Id. (quoting Hill v. Humphrey, 662 F.3d 1335, 1343 (11th Cir. 2011) (quotation marks omitted)). The first task of the federal habeas court is to identify the last state court decision, if any, that adjudicated the claim on the merits. See Marshall v. Sec’y,

Fla. Dep’t of Corr., 828 F.3d 1277, 1285 (11th Cir. 2016). The state court need not issue a written opinion explaining its rationale in order for the state court’s decision to qualify as an adjudication on the merits. See Harrington v. Richter, 562 U.S. 86, 100 (2011). Where the state court’s adjudication on the merits is

unaccompanied by an explanation, the United States Supreme Court has instructed: [T]he federal court should “look through” the unexplained decision to the last related state-court decision that does provide a relevant rationale. It should then presume that the unexplained decision adopted the same reasoning.
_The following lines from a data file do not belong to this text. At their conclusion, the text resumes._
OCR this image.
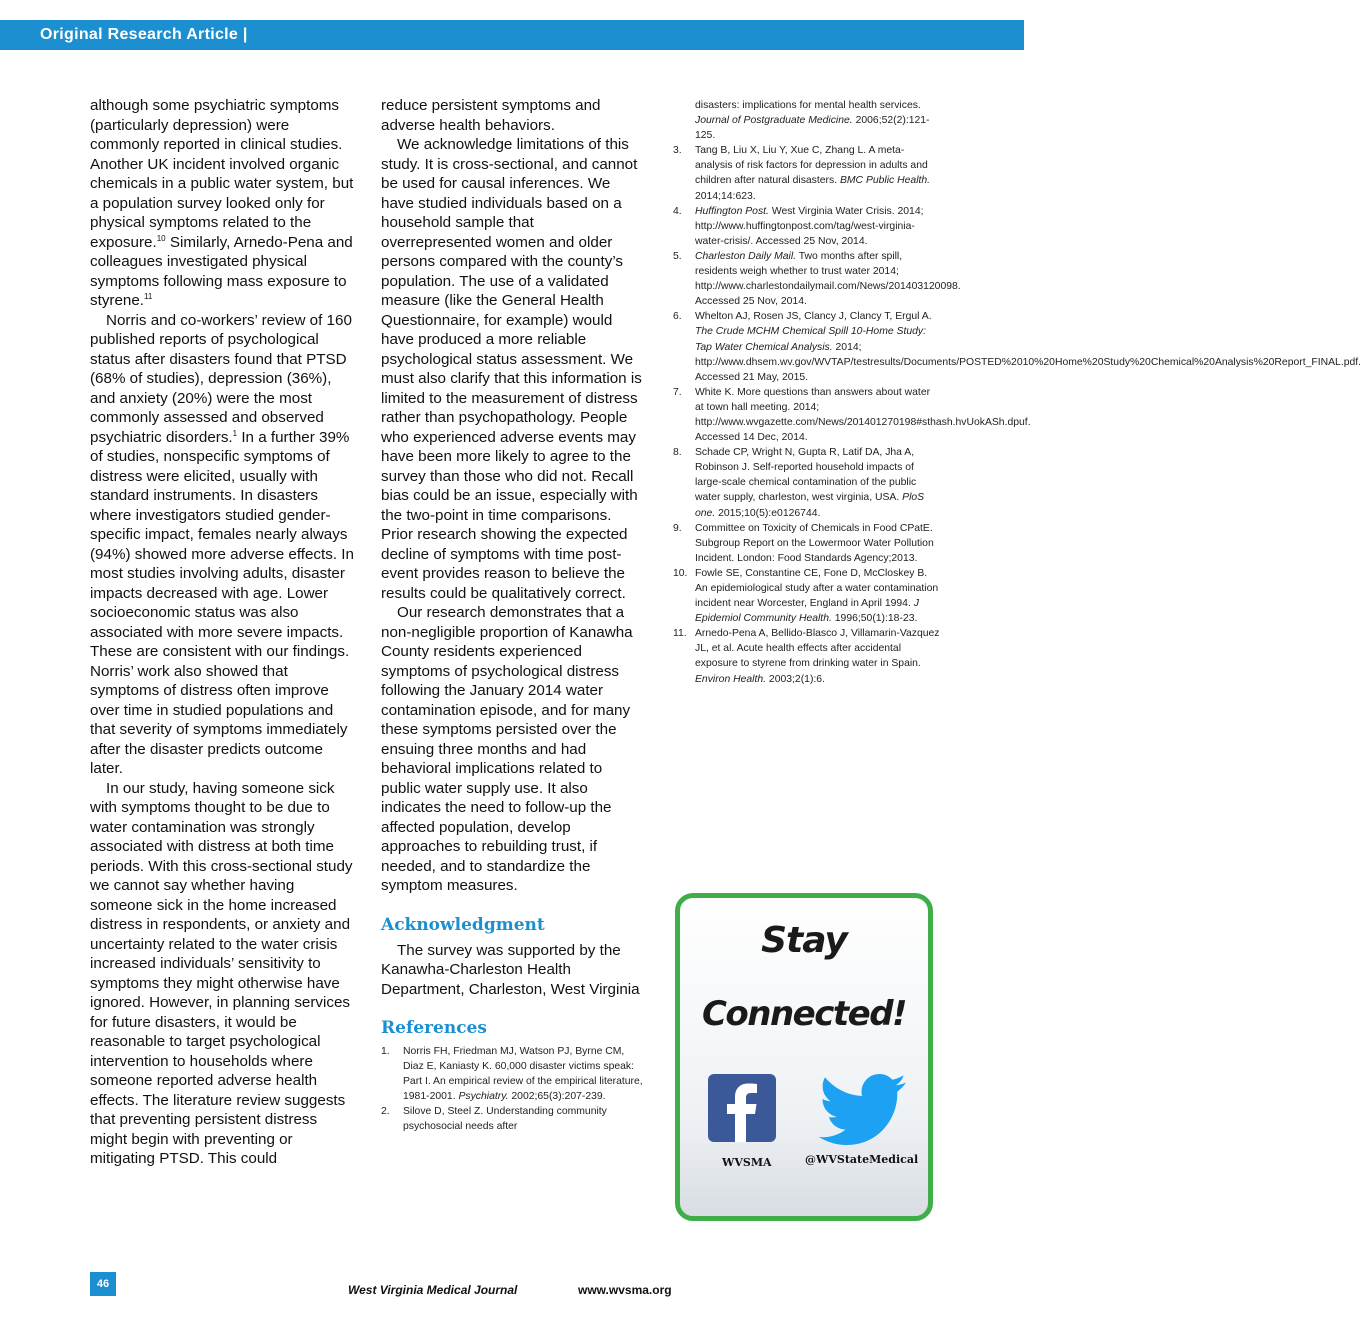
Original Research Article |

although some psychiatric symptoms (particularly depression) were commonly reported in clinical studies. Another UK incident involved organic chemicals in a public water system, but a population survey looked only for physical symptoms related to the exposure.$^{10}$ Similarly, Arnedo-Pena and colleagues investigated physical symptoms following mass exposure to styrene.$^{11}$

Norris and co-workers’ review of 160 published reports of psychological status after disasters found that PTSD (68% of studies), depression (36%), and anxiety (20%) were the most commonly assessed and observed psychiatric disorders.$^1$ In a further 39% of studies, nonspecific symptoms of distress were elicited, usually with standard instruments. In disasters where investigators studied gender-specific impact, females nearly always (94%) showed more adverse effects. In most studies involving adults, disaster impacts decreased with age. Lower socioeconomic status was also associated with more severe impacts. These are consistent with our findings. Norris’ work also showed that symptoms of distress often improve over time in studied populations and that severity of symptoms immediately after the disaster predicts outcome later.

In our study, having someone sick with symptoms thought to be due to water contamination was strongly associated with distress at both time periods. With this cross-sectional study we cannot say whether having someone sick in the home increased distress in respondents, or anxiety and uncertainty related to the water crisis increased individuals’ sensitivity to symptoms they might otherwise have ignored. However, in planning services for future disasters, it would be reasonable to target psychological intervention to households where someone reported adverse health effects. The literature review suggests that preventing persistent distress might begin with preventing or mitigating PTSD. This could

reduce persistent symptoms and adverse health behaviors.

We acknowledge limitations of this study. It is cross-sectional, and cannot be used for causal inferences. We have studied individuals based on a household sample that overrepresented women and older persons compared with the county’s population. The use of a validated measure (like the General Health Questionnaire, for example) would have produced a more reliable psychological status assessment. We must also clarify that this information is limited to the measurement of distress rather than psychopathology. People who experienced adverse events may have been more likely to agree to the survey than those who did not. Recall bias could be an issue, especially with the two-point in time comparisons. Prior research showing the expected decline of symptoms with time post-event provides reason to believe the results could be qualitatively correct.

Our research demonstrates that a non-negligible proportion of Kanawha County residents experienced symptoms of psychological distress following the January 2014 water contamination episode, and for many these symptoms persisted over the ensuing three months and had behavioral implications related to public water supply use. It also indicates the need to follow-up the affected population, develop approaches to rebuilding trust, if needed, and to standardize the symptom measures.

Acknowledgment

The survey was supported by the Kanawha-Charleston Health Department, Charleston, West Virginia

References
1. Norris FH, Friedman MJ, Watson PJ, Byrne CM, Diaz E, Kaniasty K. 60,000 disaster victims speak: Part I. An empirical review of the empirical literature, 1981-2001. Psychiatry. 2002;65(3):207-239.
2. Silove D, Steel Z. Understanding community psychosocial needs after
disasters: implications for mental health services. Journal of Postgraduate Medicine. 2006;52(2):121-125.
3. Tang B, Liu X, Liu Y, Xue C, Zhang L. A meta-analysis of risk factors for depression in adults and children after natural disasters. BMC Public Health. 2014;14:623.
4. Huffington Post. West Virginia Water Crisis. 2014; http://www.huffingtonpost.com/tag/west-virginia-water-crisis/. Accessed 25 Nov, 2014.
5. Charleston Daily Mail. Two months after spill, residents weigh whether to trust water 2014; http://www.charlestondailymail.com/News/201403120098. Accessed 25 Nov, 2014.
6. Whelton AJ, Rosen JS, Clancy J, Clancy T, Ergul A. The Crude MCHM Chemical Spill 10-Home Study: Tap Water Chemical Analysis. 2014; http://www.dhsem.wv.gov/WVTAP/testresults/Documents/POSTED%2010%20Home%20Study%20Chemical%20Analysis%20Report_FINAL.pdf. Accessed 21 May, 2015.
7. White K. More questions than answers about water at town hall meeting. 2014; http://www.wvgazette.com/News/201401270198#sthash.hvUokASh.dpuf. Accessed 14 Dec, 2014.
8. Schade CP, Wright N, Gupta R, Latif DA, Jha A, Robinson J. Self-reported household impacts of large-scale chemical contamination of the public water supply, charleston, west virginia, USA. PloS one. 2015;10(5):e0126744.
9. Committee on Toxicity of Chemicals in Food CPatE. Subgroup Report on the Lowermoor Water Pollution Incident. London: Food Standards Agency;2013.
10. Fowle SE, Constantine CE, Fone D, McCloskey B. An epidemiological study after a water contamination incident near Worcester, England in April 1994. J Epidemiol Community Health. 1996;50(1):18-23.
11. Arnedo-Pena A, Bellido-Blasco J, Villamarin-Vazquez JL, et al. Acute health effects after accidental exposure to styrene from drinking water in Spain. Environ Health. 2003;2(1):6.
Stay
Connected!
WVSMA	@WVStateMedical
46	West Virginia Medical Journal	www.wvsma.org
Wilson v. Sellers, 584 U.S. 122, 125 (2018). The presumption may be rebutted by showing that the higher state court’s adjudication most likely relied on different grounds than the lower state court’s reasoned decision, such as persuasive alternative grounds that were briefed or argued to the higher court or obvious in the record it reviewed. Id. at 1192, 1196. If the claim was “adjudicated on the merits” in state court, § 2254(d) bars relitigation of the claim unless the state court’s decision (1) “was contrary to, or involved an unreasonable application of, clearly established Federal law, as determined by the Supreme Court of the United States;” or (2) “was based on an unreasonable determination of the facts in light of the evidence presented in the State court proceeding.” 28 U.S.C.